Nouveaux Sauternes : anciens contre modernes ?
Le sauternes est-il trop riche ?
Michel Garat : le sauternes a une image de vin trop riche, et cette image ne correspond pas toujours à la réalité. Mais ce sont les producteurs qui en sont responsables. Ils sont aidés en cela par la presse professionnelle, toujours à la recherche de vins concentrés et opulents: des styles de vin que le consommateur n’a pas forcément envie de boire (tout comme la critique cinématographique encense parfois des films que le spectateur n’a pas envie de voir !). Le sauternes, ce n’est pas que du sucre ! Dans une pâtisserie, fait-on son choix avec pour seul critère la teneur en sucres des gâteaux ?
Faire reconnaître par l’INAO un sauternes sec : une bonne idée pour avoir toujours du sauternes à commercialiser quels que soient les aléas du millésime ?
Michel Garat : je crains le brouillage d’image, l’ADN du sauternes résidant dans son caractère liquoreux. Je serais plutôt favorable à une segmentation de l’appellation, afin d’identifier pour le consommateur les vins en fonction de leur richesse (par exemple, un code couleur sur la contre-étiquette). Mieux vaut faire des « petits sauternes », plus légers, plus fruités l’année où le climat ne nous aide pas que des vins blancs secs dont il faudrait définir le profil. La réponse à cette problématique doit être issue du marché et non pas des producteurs : il ne suffit pas de créer l’appellation « sauternes sec » pour créer ipso facto le marché correspondant !
On parle de « nouveaux sauternes ». Quel est leur profil aromatique ?

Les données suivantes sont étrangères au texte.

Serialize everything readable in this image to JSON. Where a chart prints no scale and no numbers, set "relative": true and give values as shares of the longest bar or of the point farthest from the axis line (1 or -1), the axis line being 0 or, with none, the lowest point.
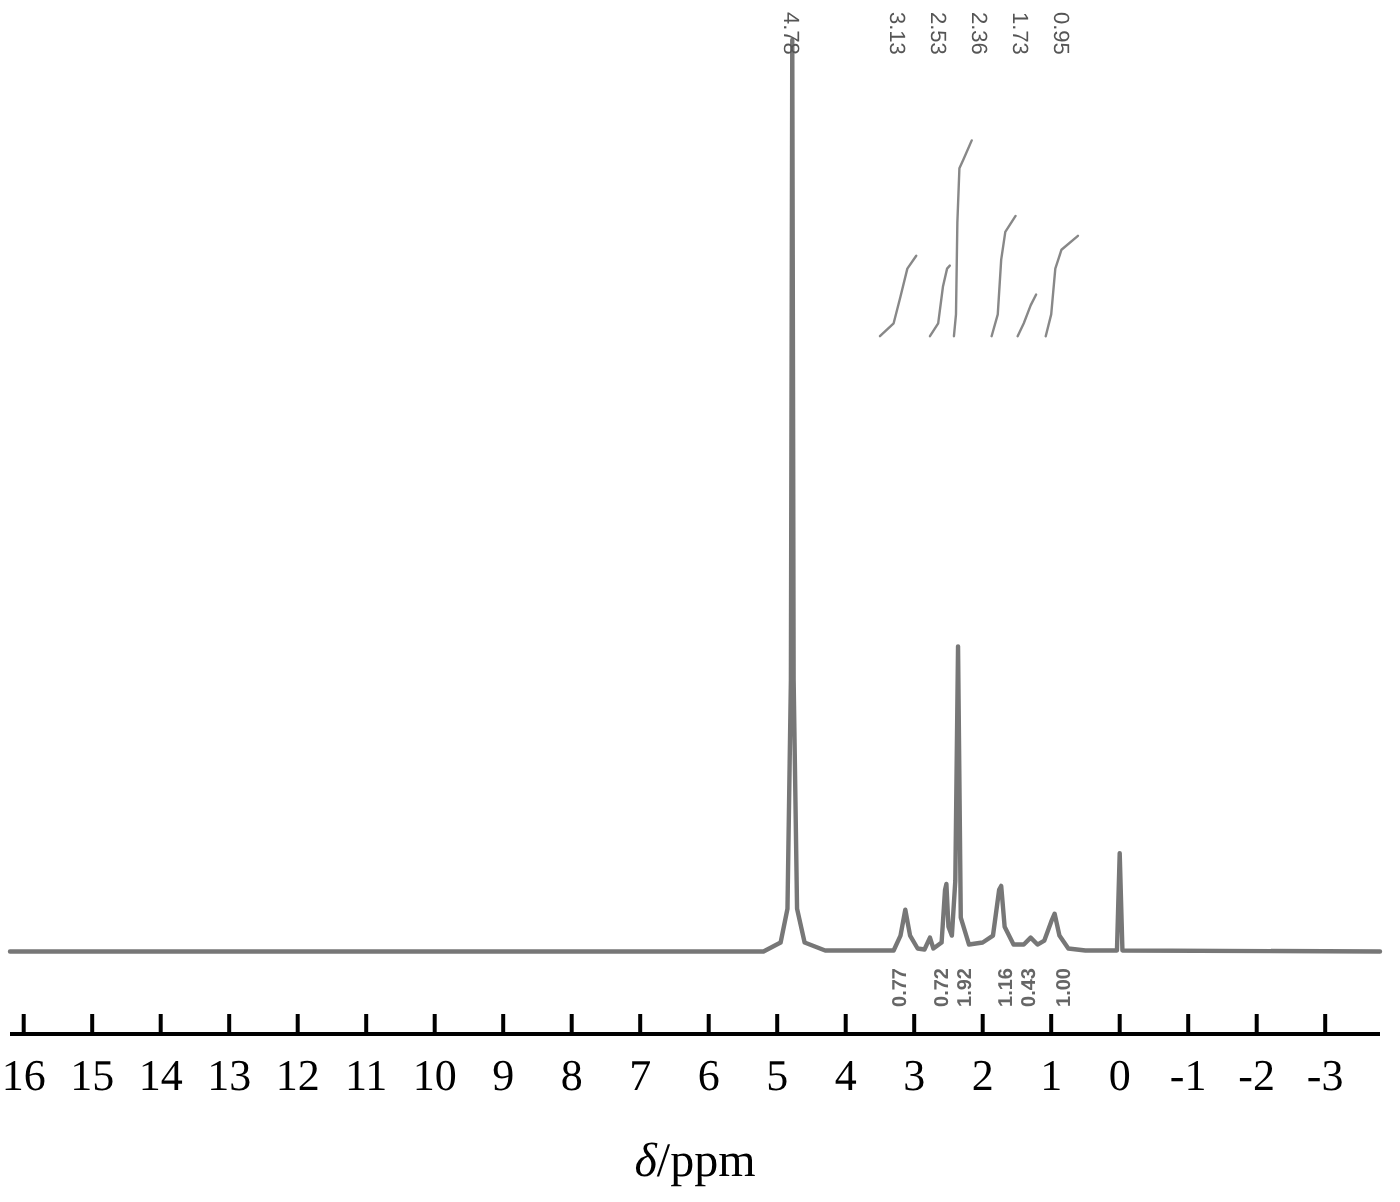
{
  "chart_data": {
    "type": "line",
    "relative": true,
    "xlabel": "δ/ppm",
    "xlim": [
      16.2,
      -3.8
    ],
    "xticks": [
      16,
      15,
      14,
      13,
      12,
      11,
      10,
      9,
      8,
      7,
      6,
      5,
      4,
      3,
      2,
      1,
      0,
      -1,
      -2,
      -3
    ],
    "grid": false,
    "line_style": "solid",
    "series": [
      {
        "color": "#777777",
        "x": [
          16.2,
          5.2,
          4.95,
          4.85,
          4.8,
          4.78,
          4.76,
          4.71,
          4.6,
          4.3,
          3.3,
          3.2,
          3.13,
          3.06,
          2.95,
          2.85,
          2.77,
          2.72,
          2.6,
          2.55,
          2.53,
          2.5,
          2.45,
          2.4,
          2.36,
          2.32,
          2.2,
          2.0,
          1.85,
          1.76,
          1.73,
          1.68,
          1.55,
          1.4,
          1.3,
          1.2,
          1.1,
          1.0,
          0.95,
          0.88,
          0.75,
          0.5,
          0.04,
          0.0,
          -0.04,
          -3.8
        ],
        "values": [
          0.083,
          0.083,
          0.092,
          0.126,
          0.356,
          1.0,
          0.356,
          0.126,
          0.092,
          0.084,
          0.084,
          0.099,
          0.125,
          0.099,
          0.086,
          0.085,
          0.097,
          0.086,
          0.092,
          0.145,
          0.151,
          0.108,
          0.099,
          0.154,
          0.39,
          0.117,
          0.09,
          0.092,
          0.099,
          0.145,
          0.149,
          0.108,
          0.09,
          0.09,
          0.097,
          0.09,
          0.094,
          0.113,
          0.121,
          0.099,
          0.086,
          0.084,
          0.084,
          0.182,
          0.084,
          0.083
        ]
      },
      {
        "color": "#888888",
        "x": [
          3.5,
          3.3,
          3.2,
          3.1,
          2.97
        ],
        "values": [
          0.702,
          0.715,
          0.742,
          0.77,
          0.783
        ]
      },
      {
        "color": "#888888",
        "x": [
          2.77,
          2.65,
          2.58,
          2.52,
          2.48
        ],
        "values": [
          0.702,
          0.715,
          0.752,
          0.77,
          0.773
        ]
      },
      {
        "color": "#888888",
        "x": [
          2.42,
          2.39,
          2.37,
          2.34,
          2.28,
          2.16
        ],
        "values": [
          0.702,
          0.724,
          0.816,
          0.871,
          0.88,
          0.899
        ]
      },
      {
        "color": "#888888",
        "x": [
          1.87,
          1.78,
          1.73,
          1.67,
          1.52
        ],
        "values": [
          0.702,
          0.724,
          0.779,
          0.807,
          0.823
        ]
      },
      {
        "color": "#888888",
        "x": [
          1.49,
          1.4,
          1.3,
          1.22
        ],
        "values": [
          0.702,
          0.715,
          0.733,
          0.744
        ]
      },
      {
        "color": "#888888",
        "x": [
          1.08,
          1.0,
          0.94,
          0.85,
          0.61
        ],
        "values": [
          0.702,
          0.724,
          0.77,
          0.789,
          0.803
        ]
      }
    ],
    "annotations": [
      "4.78",
      "3.13",
      "2.53",
      "2.36",
      "1.73",
      "0.95",
      "0.77",
      "0.72",
      "1.92",
      "1.16",
      "0.43",
      "1.00"
    ]
  }
}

Michel Garat : nouveau sauternes, oui, mais par rapport à quelle référence ? Les vins que nous faisons depuis une vingtaine d’années, de plus en plus concentrés ? Ou bien les vins que faisaient nos aînés, avec souvent une proportion plus grande de sauvignon et une moins grande concentration ? Les « nouveaux sauternes » ne marquent-ils pas plutôt un retour aux sources ? Un « nouveau sauternes », c’est un vin que l’on a envie de boire, en toute occasion, tout au long de l’année. C’est un vin qui fait plaisir au consommateur, sans le complexer.
Concrètement, c’est un vin qui, tout en respectant le cahier des charges de l’appellation, est tonique, offrant une gamme aromatique centrée sur le citron et le pomelo plutôt que sur l’abricot sec, les fruits confits et les épices. On l’obtient en diminuant la part du sémillon au profit du sauvignon, cépage plus vif et plus aromatique, qui représente entre 30 et 50 % de l’assemblage. En vendant à un stade précoce d’attaque de la pourriture noble, avant que le botrytis n’ait intégralement desséché et confit les grains.

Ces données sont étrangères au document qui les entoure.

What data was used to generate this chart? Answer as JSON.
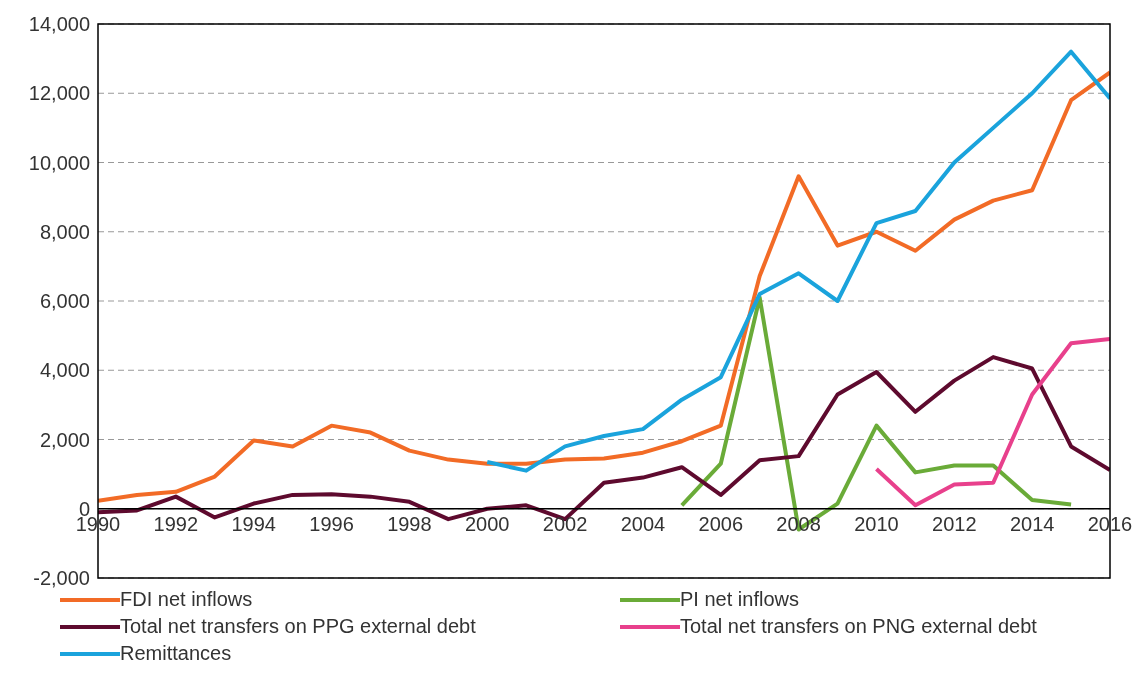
{
  "chart_data": {
    "type": "line",
    "x": [
      1990,
      1991,
      1992,
      1993,
      1994,
      1995,
      1996,
      1997,
      1998,
      1999,
      2000,
      2001,
      2002,
      2003,
      2004,
      2005,
      2006,
      2007,
      2008,
      2009,
      2010,
      2011,
      2012,
      2013,
      2014,
      2015,
      2016
    ],
    "series": [
      {
        "name": "FDI net inflows",
        "color": "#f26b26",
        "values": [
          230,
          400,
          490,
          930,
          1970,
          1800,
          2400,
          2200,
          1680,
          1420,
          1300,
          1300,
          1420,
          1450,
          1620,
          1950,
          2400,
          6720,
          9600,
          7600,
          8000,
          7450,
          8350,
          8900,
          9200,
          11800,
          12600
        ]
      },
      {
        "name": "PI net inflows",
        "color": "#6aab38",
        "values": [
          null,
          null,
          null,
          null,
          null,
          null,
          null,
          null,
          null,
          null,
          null,
          null,
          null,
          null,
          null,
          100,
          1300,
          6100,
          -600,
          150,
          2400,
          1050,
          1250,
          1250,
          250,
          120,
          null
        ]
      },
      {
        "name": "Total net transfers on PPG external debt",
        "color": "#5e0a2e",
        "values": [
          -100,
          -50,
          350,
          -250,
          150,
          400,
          420,
          350,
          200,
          -300,
          0,
          100,
          -300,
          750,
          900,
          1200,
          400,
          1400,
          1520,
          3300,
          3950,
          2800,
          3700,
          4380,
          4050,
          1800,
          1120
        ]
      },
      {
        "name": "Total net transfers on PNG external debt",
        "color": "#e8408c",
        "values": [
          null,
          null,
          null,
          null,
          null,
          null,
          null,
          null,
          null,
          null,
          null,
          null,
          null,
          null,
          null,
          null,
          null,
          null,
          null,
          null,
          1150,
          100,
          700,
          750,
          3300,
          4780,
          4900
        ]
      },
      {
        "name": "Remittances",
        "color": "#1aa3dc",
        "values": [
          null,
          null,
          null,
          null,
          null,
          null,
          null,
          null,
          null,
          null,
          1350,
          1100,
          1800,
          2100,
          2300,
          3150,
          3800,
          6200,
          6800,
          6000,
          8250,
          8600,
          10000,
          11000,
          12000,
          13200,
          11850
        ]
      }
    ],
    "xlim": [
      1990,
      2016
    ],
    "xticks": [
      1990,
      1992,
      1994,
      1996,
      1998,
      2000,
      2002,
      2004,
      2006,
      2008,
      2010,
      2012,
      2014,
      2016
    ],
    "ylim": [
      -2000,
      14000
    ],
    "yticks": [
      {
        "value": -2000,
        "label": "-2,000"
      },
      0,
      {
        "value": 2000,
        "label": "2,000"
      },
      {
        "value": 4000,
        "label": "4,000"
      },
      {
        "value": 6000,
        "label": "6,000"
      },
      {
        "value": 8000,
        "label": "8,000"
      },
      {
        "value": 10000,
        "label": "10,000"
      },
      {
        "value": 12000,
        "label": "12,000"
      },
      {
        "value": 14000,
        "label": "14,000"
      }
    ],
    "grid": "y",
    "legend": "bottom",
    "marker": "none",
    "line_style": "solid"
  }
}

En proposant des cocktails Sauternes - eau gazeuse, on va tout de même plus loin ! Comprenez-vous que cette approche puisse être vue par les puristes comme une offense faite au Grand Vin, fruit d’un terroir toujours cité comme emblématique ?
Michel Garat : en préconisant un mélange sauternes-eau gazeuse, nous donnons au consommateur de nouvelles idées de dégustation ; cela participe aussi, il est vrai, à la désacralisation (nécessaire) du sauternes.
La fine à l’eau, mélange de cognac et d’eau gazeuse, a longtemps été en vogue et cela reste une façon agréable de consommer du cognac : de même, on a longtemps bu le whisky avec du Perrier.
Il ne viendrait à l’idée de personne de faire une fine à l’eau avec un cognac hors d’âge ou de boire un vieux Single Malt avec du Perrier : gageons que les amateurs ne boiront pas un Yquem 1947 avec du Perrier ! Il faut donner de nouvelles idées au consommateur et non lui imposer des modes de consommation qui ne correspondent plus à sa façon de boire et de manger !
Propos recueillis par Christine Cuperly.